(2)通貨の価値とは? 直径3メートル、重さ5トンの石がおカネとして通用したワケ
これらは自分も物々交換の相手も、石が通貨として価値があると信用しているから交易が成立するわけです。そして、現在のおカネも基本的には信用から成り立っています。
例えば1万円札は紙を印刷しただけですから、透かしなどの特別な技術があるとはいえ、製造費は20円程度といわれます。しかし、その500倍もの価値があるのは、日本政府、日本銀行を国民が信用しているからです。逆に政府や中央銀行に信用がなければ、通貨の価値は減少してしまいます。

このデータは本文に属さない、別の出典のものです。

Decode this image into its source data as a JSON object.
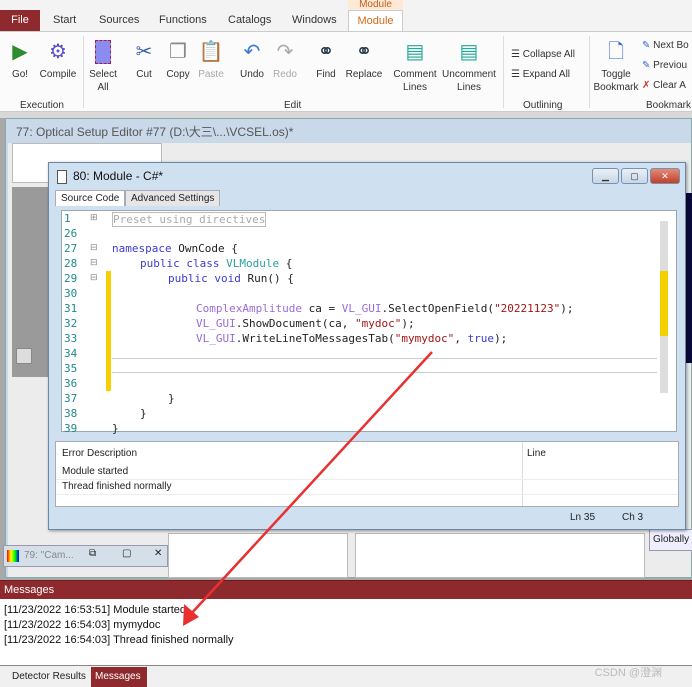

アフリカにジンバブエという国があり、経済政策の失敗や政府の国民への弾圧から信用を失い、激しいインフレーションが起きてジンバブエ・ドルの価値は激減しました。2015年には1米ドルが実に3京5000兆ジンバブエドルになっており、事実上、機能しなくなりました。外国人観光客のお土産向けに100兆ジンバブエドル札が売られたこともありましたが、国民は米ドルのほか、お釣りにお菓子を使うこともあったと伝えられたほどです。
よく、日本経済が破綻する、ハイパーインフレーションが起きるなどとの意見を耳にしますが、そこまで日本政府・日本銀行の信用がなくなった場合は、外貨預金をしていても封鎖されるでしょうし、国内の治安は急速に悪化。おカネのことを心配するなら犯罪で儲けようという人が続出するでしょう。